Prashant Bhushan Pays Re 1 Fine, Files Review Petition Against SC's Contempt Judgment

Bhushan also said that the contributions he had received from various quarters across the country towards this token fine will go into building a 'truth fund' to support those hounded by the state over dissent.

New Delhi: Advocate and rights activist Prashant Bhushan, on Monday, deposited at the Supreme Court Registry, the Re 1 fine that the apex court had imposed on him after finding him guilty of contempt of court over two tweets.

On August 31, the bench led by Justice Arun Mishra had held that Bhushan would be jailed for three months and barred from practising for three years if he failed to pay this fine by September 15.

LiveLaw has reported that Bhushan spoke to reporters before entering the Registry. He said, as he had done on the day of sentencing, that payment of the fine did not indicate that he had accepted the Supreme Court’s judgment on the matter. “I am filing a review petition in the court today,” he said.

The bench, also comprising Justices B.R. Gavai and Krishna Murari had reserved its judgment on August 25, after asking Bhushan multiple times to apologise for his tweets.

Also read: Supreme Court, Prashant Bhushan and the Sentence Conundrum

Bhushan said he could not, in good faith, apologise, since he believed he had done nothing wrong, and his criticism was constitutional and valid. The bench was not satisfied with this response, with Justice Mishra saying, “Tell us what is wrong in using the word ‘apology’? What is wrong in seeking apology? Will that be reflection of the guilty?
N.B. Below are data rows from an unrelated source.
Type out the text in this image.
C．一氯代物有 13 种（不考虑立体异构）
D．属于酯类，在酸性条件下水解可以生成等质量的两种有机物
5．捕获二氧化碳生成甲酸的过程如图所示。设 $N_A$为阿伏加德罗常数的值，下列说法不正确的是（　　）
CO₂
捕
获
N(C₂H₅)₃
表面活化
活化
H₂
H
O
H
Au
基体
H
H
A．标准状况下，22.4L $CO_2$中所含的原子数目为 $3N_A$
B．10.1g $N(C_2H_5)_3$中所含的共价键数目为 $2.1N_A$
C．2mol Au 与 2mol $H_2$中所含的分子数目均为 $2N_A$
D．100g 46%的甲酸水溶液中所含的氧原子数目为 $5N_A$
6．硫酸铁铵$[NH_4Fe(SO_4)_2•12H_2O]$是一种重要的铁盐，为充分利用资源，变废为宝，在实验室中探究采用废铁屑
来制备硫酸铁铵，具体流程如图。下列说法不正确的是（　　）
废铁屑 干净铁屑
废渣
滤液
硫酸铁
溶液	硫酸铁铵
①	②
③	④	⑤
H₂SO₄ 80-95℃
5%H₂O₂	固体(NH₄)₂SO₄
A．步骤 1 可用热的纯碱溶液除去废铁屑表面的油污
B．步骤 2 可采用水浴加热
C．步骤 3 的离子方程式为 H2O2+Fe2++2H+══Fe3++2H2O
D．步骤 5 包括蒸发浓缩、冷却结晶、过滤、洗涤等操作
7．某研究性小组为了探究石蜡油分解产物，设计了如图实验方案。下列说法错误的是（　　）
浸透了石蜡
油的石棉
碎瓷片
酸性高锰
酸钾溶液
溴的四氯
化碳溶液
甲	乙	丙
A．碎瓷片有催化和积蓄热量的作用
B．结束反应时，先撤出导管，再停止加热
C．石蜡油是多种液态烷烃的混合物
Apology is a magical word, which can heal many things.”

In a fresh plea filed through lawyer Kamini Jaiswal on Saturday, September 12, Bhushan had sought a declaration that a “person convicted for criminal contempt by this court, including the petitioner herein, would have a right to an intra-court appeal to be heard by a larger and different bench”.

Also read: Prashant Bhushan’s Petition Seeks Intra-Court Appeal in SC in Criminal Contempt Cases

Bhushan, in the plea, suggested procedural changes to reduce the chances of “arbitrary, vengeful and high-handed decisions” in criminal contempt cases saying that in such cases the top court is the aggrieved party, the “prosecutor, the witness and the judge” and hence they raise fear of inherent bias.

The petition said the right of appeal is a fundamental right guaranteed under the Constitution and is also guaranteed under international law and this would act as a “vital safeguard against wrongful conviction and would truly enable the provision of truth as a defence”.

‘Truth fund’

On Monday, Bhushan also said that the contributions he had received from various quarters across the country towards this token fine will go into building a ‘truth fund’ that will help provide legal aide to those who have been detained, arrested or jailed over voicing dissent.

“The state is using all means to silence voices of dissent. The ‘truth fund’ will be used to protect the personal liberty to those persons who face the state’s persecution,” Bhushan was quoted by LiveLaw as having said.

The activist also spoke with concern on the arrest of activist and JNU scholar Umar Khalid in connection with the Delhi riots late on Sunday.